Texas’s own Dorrough, (or Dorrough Music, as he is sometimes referred), returns with his second LP, following the success of last year’s addictive clubs-to-the-cars anthem, “Ice Cream Paint Job”. The title track for the Prime Time Click frontman is “Get Big”, another bouncy Nitti produced banger that captures much of the same effect of his previous club hits. It’s here where Dorrough thrives; he’s got a crisp, commanding voice and a trademark Southern drawl that make him stand above many of his peers, taking command of the beat and carving out a handful of party cuts that help string the album together. Songs like “Get ‘Em Live” (feat. Jim Jones), “Ahh Yeah”, and “Si Si I Like” find Dorrough in the zone, sure to find there way to dancefloors over the next year or so.

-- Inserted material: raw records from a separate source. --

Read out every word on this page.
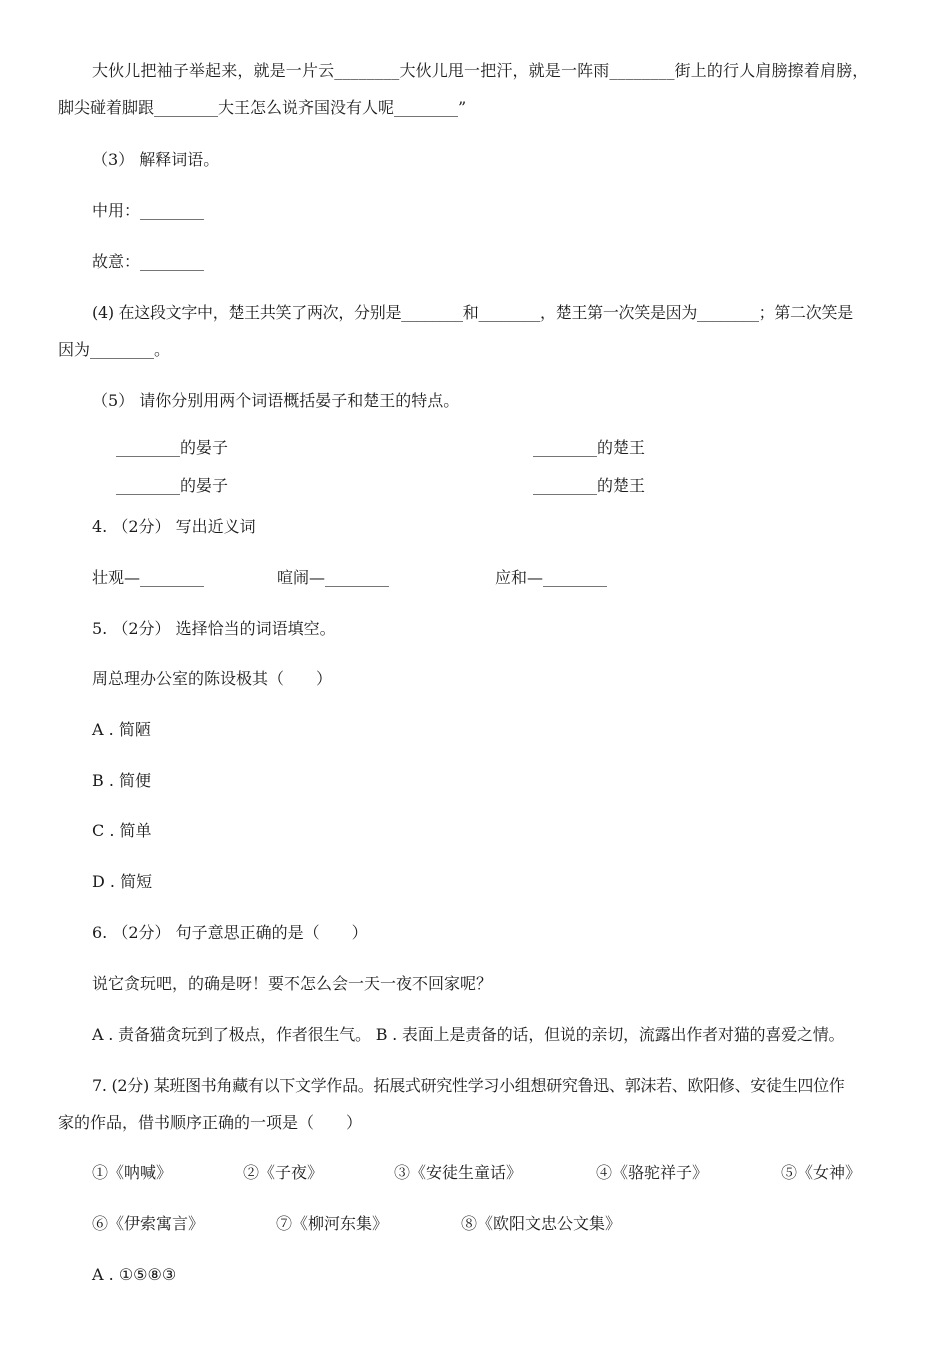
大伙儿把袖子举起来，就是一片云________大伙儿甩一把汗，就是一阵雨________街上的行人肩膀擦着肩膀，
脚尖碰着脚跟________大王怎么说齐国没有人呢________”
（3） 解释词语。
中用：________
故意：________
(4) 在这段文字中，楚王共笑了两次，分别是________和________，楚王第一次笑是因为________；第二次笑是
因为________。
（5） 请你分别用两个词语概括晏子和楚王的特点。
________的晏子	________的楚王
________的晏子	________的楚王
4. （2分） 写出近义词
壮观—________	喧闹—________	应和—________
5. （2分） 选择恰当的词语填空。
周总理办公室的陈设极其（　　）
A . 简陋
B . 简便
C . 简单
D . 简短
6. （2分） 句子意思正确的是（　　）
说它贪玩吧，的确是呀！要不怎么会一天一夜不回家呢？
A . 责备猫贪玩到了极点，作者很生气。 B . 表面上是责备的话，但说的亲切，流露出作者对猫的喜爱之情。
7. (2分) 某班图书角藏有以下文学作品。拓展式研究性学习小组想研究鲁迅、郭沫若、欧阳修、安徒生四位作
家的作品，借书顺序正确的一项是（　　）
①《呐喊》	②《子夜》	③《安徒生童话》	④《骆驼祥子》	⑤《女神》
⑥《伊索寓言》	⑦《柳河东集》	⑧《欧阳文忠公文集》
A . ①⑤⑧③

Much of the rest of the album is spent in local territory, drawing heavy influence from his contemporaries, such as UGK. While Dorrough’s subject matter doesn’t really extend past the usual handful of hood hop topics, he’s got a fresh handful of Cadillac that would make Pimp C proud. Each “Hell of A Night”, “Way Better”, “Trouble” and “Freaky” find him balancing out over bumping, slow, southern soul. And let’s not forget that impetuous intro, “Sold Out”, which finds him in top form, while “M.I.A.” gives us a fleeting glimpse inside his head.

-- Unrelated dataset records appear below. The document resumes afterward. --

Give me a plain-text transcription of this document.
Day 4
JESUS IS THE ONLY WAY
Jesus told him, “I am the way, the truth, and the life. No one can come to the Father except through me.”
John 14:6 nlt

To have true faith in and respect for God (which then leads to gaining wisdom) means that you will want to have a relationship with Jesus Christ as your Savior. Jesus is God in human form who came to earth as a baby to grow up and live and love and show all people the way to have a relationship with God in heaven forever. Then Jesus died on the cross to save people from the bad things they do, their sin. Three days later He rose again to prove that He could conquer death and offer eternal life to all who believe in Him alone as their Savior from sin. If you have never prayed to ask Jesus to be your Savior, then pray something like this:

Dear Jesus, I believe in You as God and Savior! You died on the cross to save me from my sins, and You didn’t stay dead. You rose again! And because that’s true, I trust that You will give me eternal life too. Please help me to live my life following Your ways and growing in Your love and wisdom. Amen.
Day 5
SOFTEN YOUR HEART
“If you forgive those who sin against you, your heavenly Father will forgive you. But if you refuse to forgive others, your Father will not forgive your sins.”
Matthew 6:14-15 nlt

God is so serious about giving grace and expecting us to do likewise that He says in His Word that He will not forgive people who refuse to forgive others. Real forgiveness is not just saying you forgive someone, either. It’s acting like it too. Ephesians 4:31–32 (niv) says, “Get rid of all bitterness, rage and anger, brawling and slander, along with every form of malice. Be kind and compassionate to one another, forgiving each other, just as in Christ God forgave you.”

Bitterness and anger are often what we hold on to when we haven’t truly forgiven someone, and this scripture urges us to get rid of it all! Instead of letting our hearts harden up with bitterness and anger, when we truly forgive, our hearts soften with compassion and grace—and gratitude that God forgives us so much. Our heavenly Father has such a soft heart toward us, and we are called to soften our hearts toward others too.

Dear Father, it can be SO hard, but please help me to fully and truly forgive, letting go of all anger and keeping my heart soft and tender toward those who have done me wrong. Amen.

While this is an album made primarily for the riders, some of the overly R&B styled songs and near miss club tracks drag it down from time-to-time. The hustle-never-sleeps attitude of “In The Morning” sticks, but the syrupy hook waters things down a bit. The questionable “Breakfast In Bed” (feat. Ray J) is a made for daytime radio jam, relying on terribly derivative formulas that have been abused over and over again over the last thirty years. Meanwhile, we’re stuck with a couple of snoozers like “My Name” and “Handcuffs” to round out the rest of the record.
While not perfect on Get Big, Dorrough remains a bit of a local hero right now. But with such a distinct, enunciating voice inside him, chances are he will have a long future ahead of him that finds him rising above his extra large Texas backyard.